A resposta viria mais de duas horas depois, e seria dada pelo próprio público. A enchente do dia anterior havia sido compreensível, mas não esperávamos de todo que se voltasse a repetir após o concerto dos LCD Soundsystem. Muito nos enganámos e há que dar a mão à palmatória da organização, pois não havíamos dado crédito suficiente ao alinhamento do final de dia desta sexta-feira, mas de facto pouco espaço encontramos na audiência para assistir em condições à entrada dos Cage the Elephant, que pela segunda vez levaram ao êxtase o Vodafone Paredes de Coura.

Repararão que saltámos duas horas de espectáculo, e resta-nos justifica-lo com a falta de interesse total nos concertos que as preencheram.

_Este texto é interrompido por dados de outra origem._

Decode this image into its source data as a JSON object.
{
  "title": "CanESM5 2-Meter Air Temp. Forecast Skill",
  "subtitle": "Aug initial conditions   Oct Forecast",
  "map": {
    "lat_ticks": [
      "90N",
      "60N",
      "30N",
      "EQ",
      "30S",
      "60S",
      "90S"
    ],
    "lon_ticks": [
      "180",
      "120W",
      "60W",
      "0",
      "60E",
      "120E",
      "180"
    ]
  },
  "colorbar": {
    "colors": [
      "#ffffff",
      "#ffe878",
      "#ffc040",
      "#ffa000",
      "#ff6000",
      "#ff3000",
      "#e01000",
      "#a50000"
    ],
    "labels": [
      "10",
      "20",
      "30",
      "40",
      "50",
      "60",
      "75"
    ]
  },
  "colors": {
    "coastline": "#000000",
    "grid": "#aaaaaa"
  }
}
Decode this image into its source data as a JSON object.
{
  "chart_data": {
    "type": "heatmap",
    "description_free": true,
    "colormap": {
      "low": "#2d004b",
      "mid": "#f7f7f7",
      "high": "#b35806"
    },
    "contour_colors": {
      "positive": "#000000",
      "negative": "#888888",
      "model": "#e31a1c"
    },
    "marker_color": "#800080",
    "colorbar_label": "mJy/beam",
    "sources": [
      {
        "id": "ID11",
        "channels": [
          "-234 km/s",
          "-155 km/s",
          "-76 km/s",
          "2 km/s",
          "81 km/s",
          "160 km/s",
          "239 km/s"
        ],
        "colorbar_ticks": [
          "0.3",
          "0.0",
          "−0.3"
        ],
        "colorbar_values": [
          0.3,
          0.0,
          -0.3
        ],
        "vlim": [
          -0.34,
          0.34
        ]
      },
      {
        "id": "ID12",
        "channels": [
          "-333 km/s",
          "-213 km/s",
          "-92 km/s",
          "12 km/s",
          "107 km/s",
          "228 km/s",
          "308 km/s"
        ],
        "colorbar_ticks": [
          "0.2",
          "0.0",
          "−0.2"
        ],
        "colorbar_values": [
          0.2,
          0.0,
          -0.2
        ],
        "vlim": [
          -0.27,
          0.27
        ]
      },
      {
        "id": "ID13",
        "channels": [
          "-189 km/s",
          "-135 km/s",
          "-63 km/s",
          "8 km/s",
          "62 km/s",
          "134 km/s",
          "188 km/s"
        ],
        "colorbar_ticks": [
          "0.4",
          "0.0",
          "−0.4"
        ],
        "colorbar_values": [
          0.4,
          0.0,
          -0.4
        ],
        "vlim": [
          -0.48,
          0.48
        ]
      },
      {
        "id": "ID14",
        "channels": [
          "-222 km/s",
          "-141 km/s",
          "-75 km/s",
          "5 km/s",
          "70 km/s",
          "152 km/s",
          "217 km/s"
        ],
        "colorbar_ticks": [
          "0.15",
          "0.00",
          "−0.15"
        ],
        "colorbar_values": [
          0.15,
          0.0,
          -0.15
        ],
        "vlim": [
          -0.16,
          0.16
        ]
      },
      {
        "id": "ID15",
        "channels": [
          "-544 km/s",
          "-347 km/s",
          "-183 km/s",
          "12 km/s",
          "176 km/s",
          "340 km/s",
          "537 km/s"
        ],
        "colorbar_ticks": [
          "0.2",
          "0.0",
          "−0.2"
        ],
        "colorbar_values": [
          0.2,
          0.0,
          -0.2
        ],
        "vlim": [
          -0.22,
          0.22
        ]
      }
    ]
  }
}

E não por princípio, porque fizemos parte do público em ambos; estivemos lá quando o multi-instrumentalista Jacco Gardner nos quis encantar com o seu jeito barroco, falhando miseravelmente a construção da atmosfera fantasiosa e digna de uma corte real à antiga a que nos habitua em estúdio, apenas conseguindo de nós bocejos e frustração; e sentámo-nos no topo da colina olhando o jogo de luzes dos The Vaccines, único ponto de interesse neste abismal marasmo repleto de clichés mal cumpridos e uma imensa e chata previsibilidade, a ponto de darmos por nós a tentar bater recordes nos jogos do Messenger, a tentar vislumbrar um Pokémon para apanhar, ou a aceder à transmissão do concerto a 360o e tentar descortinar o que tomaram os tipos da fila da frente para aguentarem esta audição.

Voltamos então aos cabeças Cage the Elephant, afinal caso sério de estudo; tanto pela energia que o vocalista Matt Shultz despende em palco de início ao fim, completamente desgovernado e muitas vezes falhando tons e letras devido ao movimento, como pela aderência do público ao espírito inocente da banda, que se fazem oscilar entre a fragilidade meditabunda e sôfrega de uma quase balada em que parecem questionar o mundo em seu redor, e a furiosa e energética demonstração de uma irreverência desgarrada e gritada até rasgar, como se de um adolescente se tratasse. E serão mesmo os mais jovens a saberem as letras de quase todas as canções, a saltarem para as costas uns dos outros e a unirem-se em moshpits violentos, ou a atropelarem-se numa euforia desbarata para tocar no guitarrista e irmão de Matt, Brad Shultz, que não poucas vezes se encosta ao gradeamento de olhos fechados, embalado pelo indie tão punk que faz deslizar das suas inconstantes dedilhadas na guitarra. Eventualmente serão eles a serem levados em braços, num crowdsurf que materializa a relação simbiótica e apoteótica com o público de Coura, “o melhor público do mundo”.